Boğaziçi Üniversitesi benim için lisans, yüksek lisans ve doktoramı tamamladığım bir okuldan ibaret olmadı hiçbir zaman. Aile gibi gördüğüm kıymetli hocalarım, kendimi evde hissettiğim arkadaşlarım, güzelim kedileri ve köpekleriyle rahat nefes alabildiğim bir kurtarılmış bölge anlamına geldi. Benim okulum, ülkemizin içine saplandığı karanlığa karşı bana her daim umut vermiş, hür ağaçlarının altında cesur yeni dünyaları doğuran bir Matrix'i simgeliyordu.
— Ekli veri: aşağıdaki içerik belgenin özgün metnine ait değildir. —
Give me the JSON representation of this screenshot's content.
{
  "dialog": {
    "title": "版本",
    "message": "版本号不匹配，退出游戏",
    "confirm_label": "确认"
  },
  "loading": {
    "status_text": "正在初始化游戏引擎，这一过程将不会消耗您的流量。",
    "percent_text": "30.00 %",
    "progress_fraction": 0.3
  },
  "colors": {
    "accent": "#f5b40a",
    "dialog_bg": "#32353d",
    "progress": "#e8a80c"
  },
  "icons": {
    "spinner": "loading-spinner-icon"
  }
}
O yüzden de okula sık sık gider, kütüphanesinde çalışır ve Tevfik Fikret'in bahçesinde zamanın akışını ve duruşunu sisleri üzerinden yudumlarım... dım... Ta ki 2 Ocak 2021 tarihine kadar.

Son bir sene yurt dışında olduğum için okulumuzda süregelen adaletsizliği, öğrenci ve akademisyenlerine reva görülen baskı ve şiddeti, öğrencilerimizin hukuksuzca tutuklanışını dehşet ve üzüntü ile takip ettim. Çok değerli hocalarımızın okulda persona non grata ilan edilip okuldan atılmaları ve kampüsten men edilmelerini kabullenemedim. Bir: Okulumuza bu kadar emek vermiş insanlar ne hakla tecrit edildiler? İki: Nedenini açıklamaya tenezzül bile etmediler. Bu soruları defalarca dillendirdim. Bunlara, "Bizden neden bu kadar korkuyorlar? Bizi neden bir tehdit unsuru olarak görüp yaftalıyorlar? Ülkesini seven, burada yaratıcı, ufuk açıcı, düşündürücü ve dönüştürücü bilim ve sanat üretmeye çalışan parlak insanlara neden düşman gibi davranıyorlar" gibi sorular da eklendi. İçimdeki adalet ve etik arayışı bir çığlığa dönüştü, büyüdü. Belki bu soruları sormak beyhude; bu konuda arkeolojik ve ontolojik kazı yapmanın da anlamı kalmadı. Yine de sormadan edemiyorum. Bu vicdansızlık ve haksızlıklar silsilesi içimi acıtıyor.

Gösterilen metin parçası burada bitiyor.